Al caer la noche solía subir al tejado con mi hermano, era mayor y me sacaba cuatro años. Juntos, bajo mi manta verde de retales, y agarrándonos la cabeza a la par que los sueños, veíamos comenzar, cada anochecer, los fuegos artificiales. Aunque aquellos eran demasiado sonoros y tristes. Cuando explotaban, era como si lloviesen lágrimas que se encerraban dentro.

El último cohete, el que comenzaba azul y se tornaba ocre, era el que más me gustaba. Era extraño, como si cada noche viese a mi cohete alado más cercano y grande. Yo le contaba a mi hermano que aquella luz llevaba mi nombre, que estaba triste porque quería venir conmigo, que las lágrimas que estallaban buscaban mis brazos. Él me respondía que ojalá no me encontrase nunca y llorase para siempre. Pero para mí aquella luz que partía el cielo seguía queriendo alcanzarme. Y algún día lo lograría.

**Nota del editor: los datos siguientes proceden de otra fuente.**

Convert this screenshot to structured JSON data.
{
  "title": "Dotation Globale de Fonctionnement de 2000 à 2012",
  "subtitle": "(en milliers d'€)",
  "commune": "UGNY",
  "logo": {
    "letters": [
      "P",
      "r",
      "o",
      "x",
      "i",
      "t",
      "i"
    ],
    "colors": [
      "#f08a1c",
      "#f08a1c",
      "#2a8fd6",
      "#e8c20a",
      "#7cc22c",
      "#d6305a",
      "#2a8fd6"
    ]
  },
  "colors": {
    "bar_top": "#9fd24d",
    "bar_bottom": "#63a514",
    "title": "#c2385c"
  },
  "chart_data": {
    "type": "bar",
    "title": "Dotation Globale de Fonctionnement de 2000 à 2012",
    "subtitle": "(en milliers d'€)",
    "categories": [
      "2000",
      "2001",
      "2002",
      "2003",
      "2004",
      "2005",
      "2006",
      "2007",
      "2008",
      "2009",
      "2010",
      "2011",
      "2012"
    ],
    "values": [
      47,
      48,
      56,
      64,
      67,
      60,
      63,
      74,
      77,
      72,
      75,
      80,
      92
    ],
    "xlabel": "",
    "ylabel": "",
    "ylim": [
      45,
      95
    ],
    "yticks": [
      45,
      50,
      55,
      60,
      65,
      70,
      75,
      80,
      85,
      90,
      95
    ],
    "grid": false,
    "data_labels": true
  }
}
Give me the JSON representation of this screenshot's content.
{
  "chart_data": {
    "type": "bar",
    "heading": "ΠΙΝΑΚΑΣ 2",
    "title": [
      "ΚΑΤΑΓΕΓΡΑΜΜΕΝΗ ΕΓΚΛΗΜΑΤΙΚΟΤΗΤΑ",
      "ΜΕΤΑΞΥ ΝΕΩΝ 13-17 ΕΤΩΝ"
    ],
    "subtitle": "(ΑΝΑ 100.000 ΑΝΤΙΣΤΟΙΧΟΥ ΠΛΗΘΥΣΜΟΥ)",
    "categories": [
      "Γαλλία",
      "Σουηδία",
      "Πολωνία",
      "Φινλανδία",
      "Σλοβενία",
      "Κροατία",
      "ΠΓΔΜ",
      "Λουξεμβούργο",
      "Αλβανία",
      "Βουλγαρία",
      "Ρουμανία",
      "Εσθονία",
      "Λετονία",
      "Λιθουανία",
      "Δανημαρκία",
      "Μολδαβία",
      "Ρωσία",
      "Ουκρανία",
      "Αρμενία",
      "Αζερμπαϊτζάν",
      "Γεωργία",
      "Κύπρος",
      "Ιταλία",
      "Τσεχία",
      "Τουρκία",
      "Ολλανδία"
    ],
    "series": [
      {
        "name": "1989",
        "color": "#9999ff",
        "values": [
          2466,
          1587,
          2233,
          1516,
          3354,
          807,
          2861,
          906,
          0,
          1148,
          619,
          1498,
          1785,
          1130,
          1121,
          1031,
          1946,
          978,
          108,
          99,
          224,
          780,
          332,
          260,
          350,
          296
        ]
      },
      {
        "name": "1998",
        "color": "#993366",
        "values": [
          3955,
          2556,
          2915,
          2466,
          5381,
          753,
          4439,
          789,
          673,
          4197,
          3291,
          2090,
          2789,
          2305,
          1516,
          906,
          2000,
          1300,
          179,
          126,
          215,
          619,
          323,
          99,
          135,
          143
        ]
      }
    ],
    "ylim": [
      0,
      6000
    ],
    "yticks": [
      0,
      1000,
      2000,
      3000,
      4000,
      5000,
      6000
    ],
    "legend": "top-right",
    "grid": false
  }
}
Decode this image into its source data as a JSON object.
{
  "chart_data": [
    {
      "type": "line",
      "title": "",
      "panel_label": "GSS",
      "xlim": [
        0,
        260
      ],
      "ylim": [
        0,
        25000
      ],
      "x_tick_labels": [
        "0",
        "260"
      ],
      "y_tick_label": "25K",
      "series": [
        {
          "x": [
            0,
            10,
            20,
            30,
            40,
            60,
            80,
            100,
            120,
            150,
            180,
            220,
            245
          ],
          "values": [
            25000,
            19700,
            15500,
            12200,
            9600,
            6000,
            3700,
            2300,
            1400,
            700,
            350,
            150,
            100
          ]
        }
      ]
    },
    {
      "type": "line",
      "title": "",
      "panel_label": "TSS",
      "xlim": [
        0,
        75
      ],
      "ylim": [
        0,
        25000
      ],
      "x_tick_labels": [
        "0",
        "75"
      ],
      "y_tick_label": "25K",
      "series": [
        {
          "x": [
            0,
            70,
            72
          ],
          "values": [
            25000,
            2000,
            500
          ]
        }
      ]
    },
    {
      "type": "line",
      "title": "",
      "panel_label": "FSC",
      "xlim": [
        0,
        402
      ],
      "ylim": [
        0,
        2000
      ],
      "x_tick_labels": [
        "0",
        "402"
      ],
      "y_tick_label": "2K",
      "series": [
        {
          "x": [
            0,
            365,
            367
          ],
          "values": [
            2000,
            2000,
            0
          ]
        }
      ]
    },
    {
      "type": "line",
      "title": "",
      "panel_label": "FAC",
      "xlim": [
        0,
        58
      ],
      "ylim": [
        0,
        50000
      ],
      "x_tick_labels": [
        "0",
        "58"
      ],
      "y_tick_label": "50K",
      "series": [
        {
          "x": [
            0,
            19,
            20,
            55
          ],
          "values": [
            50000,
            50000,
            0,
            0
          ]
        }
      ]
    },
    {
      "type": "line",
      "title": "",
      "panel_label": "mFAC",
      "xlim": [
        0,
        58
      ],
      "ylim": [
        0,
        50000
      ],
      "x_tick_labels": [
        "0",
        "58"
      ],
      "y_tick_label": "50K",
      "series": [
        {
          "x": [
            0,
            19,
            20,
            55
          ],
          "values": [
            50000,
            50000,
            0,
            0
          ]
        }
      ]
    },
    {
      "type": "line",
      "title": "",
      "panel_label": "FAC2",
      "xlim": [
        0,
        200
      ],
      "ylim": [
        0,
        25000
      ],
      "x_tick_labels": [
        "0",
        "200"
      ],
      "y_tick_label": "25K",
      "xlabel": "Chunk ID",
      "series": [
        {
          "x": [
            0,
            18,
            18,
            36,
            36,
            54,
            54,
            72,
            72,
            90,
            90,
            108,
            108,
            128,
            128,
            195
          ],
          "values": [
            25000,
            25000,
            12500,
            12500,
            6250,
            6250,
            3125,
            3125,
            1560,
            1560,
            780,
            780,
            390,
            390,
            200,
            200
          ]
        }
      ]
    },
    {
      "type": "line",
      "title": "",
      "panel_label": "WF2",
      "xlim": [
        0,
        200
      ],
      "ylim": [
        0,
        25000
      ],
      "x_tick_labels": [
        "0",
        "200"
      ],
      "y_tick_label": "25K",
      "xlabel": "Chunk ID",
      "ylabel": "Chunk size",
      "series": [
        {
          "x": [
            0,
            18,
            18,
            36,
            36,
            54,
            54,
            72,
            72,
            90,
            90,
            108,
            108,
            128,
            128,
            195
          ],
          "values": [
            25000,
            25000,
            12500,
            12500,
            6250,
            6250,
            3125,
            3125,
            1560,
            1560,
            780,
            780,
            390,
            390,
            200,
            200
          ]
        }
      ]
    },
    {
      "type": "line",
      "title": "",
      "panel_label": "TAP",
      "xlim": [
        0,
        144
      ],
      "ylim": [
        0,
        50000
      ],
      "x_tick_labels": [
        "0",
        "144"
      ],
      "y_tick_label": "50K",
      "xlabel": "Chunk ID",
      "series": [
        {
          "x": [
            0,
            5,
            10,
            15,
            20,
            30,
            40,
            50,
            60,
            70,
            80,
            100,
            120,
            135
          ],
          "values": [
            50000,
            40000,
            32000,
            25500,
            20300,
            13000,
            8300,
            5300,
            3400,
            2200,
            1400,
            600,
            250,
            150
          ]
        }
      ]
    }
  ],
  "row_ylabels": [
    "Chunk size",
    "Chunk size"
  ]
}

El ciclo prosiguió, aroma de café, sonrisas de quien volvía a verte un día nuevo, las escenas de luz en las noches. Continuó hasta aquella tarde en que el bucle se rompió. Anochecía en nuestro pueblo, yo había preparado mi manta verde para subir al tejado tras cenar. Olía áspero, una mezcla densa que no me permitía distinguir el principal componente. Una luz entró por la puerta. Me asomé a la ventana y vi el manto anaranjado que nos abrazaba, como si el cielo hubiese puesto el corazón sobre nosotros y nos quisiese proteger de algo.

Aquel día los fuegos artificiales comenzaron antes, antes y más grandes. Ahora las estrellas fugaces de cada noche caían más próximas a nuestro fuerte, ¡qué cerca las íbamos a ver!. Mi estrella, mi cohete alado, se reunió finalmente con nosotros. Fue tan grandioso y sonoro como había imaginado desde lejos. Tras su llegada, me di cuenta que aquellas lágrimas que yo creía en su interior ahora eran llamas que envolvían los hogares. Escuché los gritos desgarradores de las paredes de una vida que caían sin más, noté el tacto de los recuerdos que ahora quedaban cubiertos por el horror.

No volví a ver a Samir ni tampoco a mi familia, ni siquiera a mí misma. Desde entonces lo llamo el Día Fugaz. Fugaz como el cohete que yo había anhelado ver tan cerca. Fugaz como la niñez que perdí en aquél momento, la que me mantuvo viva y despierta durante esa guerra. Fugaz como la tormenta que salía de las pistolas de papel de los soldados. Fugaz como la paz. Fugaz como mi vida.